The Naval Boom Defence depot at Mellon Charles marks the start of the original protective netting which guarded the entrance to the loch. Part of the base is designated a Petroleum, Oil and Lubricants (POL) depot. This provides for the maintenance of visiting warships.
Loch Ewe is often praised for its scenic beauty, especially in the vistas from the so-called midnight walk (the A832 single-track road to the left of Loch Kernsary) about a mile and a half to the north of Tournaig. This is the subject of many strathspeys still sung today in local ceilidh. Additionally, it has several outposts above the Aultbea foreshore (around Aird Point) giving photo opportunities for tourists travelling inland.
Ancient Mariner folklore
In his compendium of folk and faerie (encounters with the Daoine Sìth race) tales of the mainland, Sir George Douglas records that the ancestral dialogues and mythological apologues of the Scottish peasantry, and the folkish customs employed in recounting them, "still linger in the remote western islands of Barra; where, in the long winter nights, the people would gather in crowds to listen to those whom they considered good exponents of the art.
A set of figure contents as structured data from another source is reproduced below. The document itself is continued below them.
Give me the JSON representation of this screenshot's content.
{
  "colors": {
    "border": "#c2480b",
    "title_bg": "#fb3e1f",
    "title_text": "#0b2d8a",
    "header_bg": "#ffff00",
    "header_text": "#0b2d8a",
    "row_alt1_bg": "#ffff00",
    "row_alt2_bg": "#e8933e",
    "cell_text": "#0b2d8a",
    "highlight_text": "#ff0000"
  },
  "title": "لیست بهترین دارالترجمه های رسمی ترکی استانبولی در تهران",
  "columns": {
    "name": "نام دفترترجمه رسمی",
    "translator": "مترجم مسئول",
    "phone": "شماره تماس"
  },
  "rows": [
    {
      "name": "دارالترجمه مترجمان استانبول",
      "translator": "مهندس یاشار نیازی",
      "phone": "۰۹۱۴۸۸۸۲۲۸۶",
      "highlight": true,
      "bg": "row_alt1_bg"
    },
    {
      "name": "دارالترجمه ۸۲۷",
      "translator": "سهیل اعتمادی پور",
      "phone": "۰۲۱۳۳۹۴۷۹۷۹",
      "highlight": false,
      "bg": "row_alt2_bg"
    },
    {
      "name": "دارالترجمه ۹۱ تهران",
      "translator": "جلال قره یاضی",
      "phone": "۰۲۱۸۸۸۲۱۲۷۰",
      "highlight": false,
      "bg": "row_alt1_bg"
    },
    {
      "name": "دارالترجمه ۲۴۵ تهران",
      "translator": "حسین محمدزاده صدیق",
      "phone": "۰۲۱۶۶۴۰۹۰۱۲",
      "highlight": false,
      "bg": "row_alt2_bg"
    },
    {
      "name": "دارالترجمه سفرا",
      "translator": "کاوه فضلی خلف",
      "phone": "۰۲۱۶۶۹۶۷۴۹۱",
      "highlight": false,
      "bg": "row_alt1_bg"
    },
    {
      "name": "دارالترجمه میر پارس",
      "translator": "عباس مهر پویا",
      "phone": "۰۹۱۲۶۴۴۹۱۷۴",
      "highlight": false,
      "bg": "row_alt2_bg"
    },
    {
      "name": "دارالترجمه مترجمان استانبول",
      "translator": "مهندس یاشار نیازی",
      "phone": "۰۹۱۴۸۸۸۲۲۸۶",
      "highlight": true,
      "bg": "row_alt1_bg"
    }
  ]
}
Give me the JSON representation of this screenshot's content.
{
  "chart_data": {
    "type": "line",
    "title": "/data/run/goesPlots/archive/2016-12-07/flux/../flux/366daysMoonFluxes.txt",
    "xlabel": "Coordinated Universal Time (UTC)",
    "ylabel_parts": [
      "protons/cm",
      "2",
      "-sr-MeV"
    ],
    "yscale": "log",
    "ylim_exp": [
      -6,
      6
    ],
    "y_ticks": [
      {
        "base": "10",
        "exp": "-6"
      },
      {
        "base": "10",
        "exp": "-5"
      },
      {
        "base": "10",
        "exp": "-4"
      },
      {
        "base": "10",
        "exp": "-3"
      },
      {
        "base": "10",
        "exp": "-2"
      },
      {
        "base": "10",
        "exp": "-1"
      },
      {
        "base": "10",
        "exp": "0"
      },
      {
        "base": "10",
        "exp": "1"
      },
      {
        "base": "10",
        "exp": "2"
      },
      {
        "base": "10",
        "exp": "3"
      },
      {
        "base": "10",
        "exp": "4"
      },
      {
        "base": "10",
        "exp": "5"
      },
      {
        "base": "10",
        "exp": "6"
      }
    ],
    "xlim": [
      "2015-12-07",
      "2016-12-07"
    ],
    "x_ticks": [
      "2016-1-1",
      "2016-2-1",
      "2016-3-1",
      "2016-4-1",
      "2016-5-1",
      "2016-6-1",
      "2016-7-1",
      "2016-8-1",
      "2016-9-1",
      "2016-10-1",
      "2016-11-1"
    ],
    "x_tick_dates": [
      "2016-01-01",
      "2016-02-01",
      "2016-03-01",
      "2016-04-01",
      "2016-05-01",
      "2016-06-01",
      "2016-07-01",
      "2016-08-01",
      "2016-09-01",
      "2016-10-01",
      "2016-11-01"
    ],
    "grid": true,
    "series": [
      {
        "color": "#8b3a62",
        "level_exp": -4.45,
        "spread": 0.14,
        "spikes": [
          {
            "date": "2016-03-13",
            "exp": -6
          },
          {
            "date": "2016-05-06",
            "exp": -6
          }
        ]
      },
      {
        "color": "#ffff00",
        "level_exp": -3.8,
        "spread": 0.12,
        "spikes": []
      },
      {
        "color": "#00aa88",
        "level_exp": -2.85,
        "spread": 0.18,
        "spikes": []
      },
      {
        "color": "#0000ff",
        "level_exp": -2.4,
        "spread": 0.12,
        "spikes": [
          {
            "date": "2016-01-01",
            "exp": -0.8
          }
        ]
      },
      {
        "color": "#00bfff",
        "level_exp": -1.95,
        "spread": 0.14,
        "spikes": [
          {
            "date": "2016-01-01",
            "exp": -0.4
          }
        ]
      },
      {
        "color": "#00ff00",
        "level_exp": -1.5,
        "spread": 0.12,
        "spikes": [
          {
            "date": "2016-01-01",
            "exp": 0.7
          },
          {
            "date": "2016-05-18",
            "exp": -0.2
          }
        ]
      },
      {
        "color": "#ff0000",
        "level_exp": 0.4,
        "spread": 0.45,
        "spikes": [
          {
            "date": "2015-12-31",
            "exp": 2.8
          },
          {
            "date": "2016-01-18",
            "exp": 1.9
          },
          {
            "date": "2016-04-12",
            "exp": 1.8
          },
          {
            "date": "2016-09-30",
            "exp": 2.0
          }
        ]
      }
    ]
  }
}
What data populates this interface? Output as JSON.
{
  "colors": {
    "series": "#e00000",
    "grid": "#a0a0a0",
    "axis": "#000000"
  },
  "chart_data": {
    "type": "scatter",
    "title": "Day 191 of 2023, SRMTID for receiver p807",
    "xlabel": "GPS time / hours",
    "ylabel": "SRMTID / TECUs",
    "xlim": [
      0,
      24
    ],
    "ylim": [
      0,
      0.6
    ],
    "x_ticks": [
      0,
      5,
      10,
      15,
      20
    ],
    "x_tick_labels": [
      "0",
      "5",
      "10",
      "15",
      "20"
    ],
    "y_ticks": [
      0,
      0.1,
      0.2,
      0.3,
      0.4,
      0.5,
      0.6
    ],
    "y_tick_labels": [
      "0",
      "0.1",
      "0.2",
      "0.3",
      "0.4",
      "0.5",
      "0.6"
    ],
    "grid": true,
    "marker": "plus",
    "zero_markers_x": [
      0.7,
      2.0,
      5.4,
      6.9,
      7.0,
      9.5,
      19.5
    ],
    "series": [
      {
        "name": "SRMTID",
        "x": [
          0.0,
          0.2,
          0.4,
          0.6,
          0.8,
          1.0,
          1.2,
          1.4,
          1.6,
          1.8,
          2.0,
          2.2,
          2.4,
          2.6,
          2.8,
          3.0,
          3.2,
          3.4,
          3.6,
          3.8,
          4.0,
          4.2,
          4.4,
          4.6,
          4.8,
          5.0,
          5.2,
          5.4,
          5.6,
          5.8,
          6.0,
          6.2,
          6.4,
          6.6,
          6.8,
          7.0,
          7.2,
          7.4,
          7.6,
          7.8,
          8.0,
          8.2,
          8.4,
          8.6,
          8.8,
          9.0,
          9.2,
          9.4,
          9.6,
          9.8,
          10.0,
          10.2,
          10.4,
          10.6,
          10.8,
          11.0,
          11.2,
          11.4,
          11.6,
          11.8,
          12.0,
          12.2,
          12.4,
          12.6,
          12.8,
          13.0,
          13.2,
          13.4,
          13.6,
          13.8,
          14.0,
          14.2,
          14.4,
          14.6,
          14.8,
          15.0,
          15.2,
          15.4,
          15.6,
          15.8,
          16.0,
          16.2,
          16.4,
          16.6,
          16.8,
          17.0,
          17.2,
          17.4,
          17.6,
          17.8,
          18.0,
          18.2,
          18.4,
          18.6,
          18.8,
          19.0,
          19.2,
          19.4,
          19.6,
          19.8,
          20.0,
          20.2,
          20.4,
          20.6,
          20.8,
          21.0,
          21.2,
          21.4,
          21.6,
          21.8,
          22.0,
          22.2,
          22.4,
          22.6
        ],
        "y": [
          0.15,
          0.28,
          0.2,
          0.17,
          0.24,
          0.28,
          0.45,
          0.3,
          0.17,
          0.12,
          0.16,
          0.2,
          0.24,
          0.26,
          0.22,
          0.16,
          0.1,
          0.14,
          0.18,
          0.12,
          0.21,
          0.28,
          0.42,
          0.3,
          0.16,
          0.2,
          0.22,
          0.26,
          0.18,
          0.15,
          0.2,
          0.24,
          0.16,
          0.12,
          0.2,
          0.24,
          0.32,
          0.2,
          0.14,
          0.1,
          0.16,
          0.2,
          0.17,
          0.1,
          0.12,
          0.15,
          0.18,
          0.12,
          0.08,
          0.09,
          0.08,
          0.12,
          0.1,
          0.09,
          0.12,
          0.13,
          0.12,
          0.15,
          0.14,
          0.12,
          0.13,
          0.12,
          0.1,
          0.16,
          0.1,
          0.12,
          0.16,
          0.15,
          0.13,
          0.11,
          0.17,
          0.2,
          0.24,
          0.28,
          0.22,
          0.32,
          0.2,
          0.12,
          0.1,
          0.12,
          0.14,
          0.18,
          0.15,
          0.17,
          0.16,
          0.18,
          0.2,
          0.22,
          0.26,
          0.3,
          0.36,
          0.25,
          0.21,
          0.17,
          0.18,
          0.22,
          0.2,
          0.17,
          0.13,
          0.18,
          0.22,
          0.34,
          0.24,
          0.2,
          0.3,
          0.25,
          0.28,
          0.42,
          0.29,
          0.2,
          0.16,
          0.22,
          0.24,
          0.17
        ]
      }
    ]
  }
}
At an earlier date, – but still, at that time [in the mid twentieth century], within living memory, – the custom survived at Poolewe in Ross-shire where the young people were used to assemble [sic] at night to hear the old ones recite the tales which they had learned from their fore-fathers. Here, and at earlier dates in other parts of the country also, the demand for stories would further be supplied by travelling pedlars, or by gaberlunzie men, or pauper wandering musicians and entertainers, or by the itinerant shoemaker or tailor – 'Whip-the-Cat' as he was nicknamed, – both of which last were accustomed to travel through thinly-populated country districts, in the pursuit of their calling, and to put up for the night at farm-houses, – where, whilst plying their needles, they would entertain the company with stories.
"The arrival of one of these story-tellers in a village was an important event. As soon as it became known, there would be a rush to the house where he was lodged, and every available seat – on bench, table, bed, beam, or the floor – would quickly be appropriated. And then, for hours together – just like some first-rate actor on a stage – the story-teller would hold his audience spell-bound. During his recitals, the emotions of the reciter were occasionally very strongly excited, as were also those of his listeners, who at one time would be on the verge of tears, at another give way to laughter. There were many of these listeners, by the way, who believed firmly in all the extravagances narrated.
Ross-shire dialect English is spoken in Red Point (nearby Gairloch) and Poolewe. It is "somewhat similar to that of the Southern Hebridean [Harris and Barra] dialects." Pre-aspiration involves "a very distinct and long h, often with a slight velar friction; though this h is different from x, which has more friction, and there exist such pairs as bohk 'a buck' boc ~bcxk 'poor' bochd. When the occlusive is palatal, h is not affected by the palatality."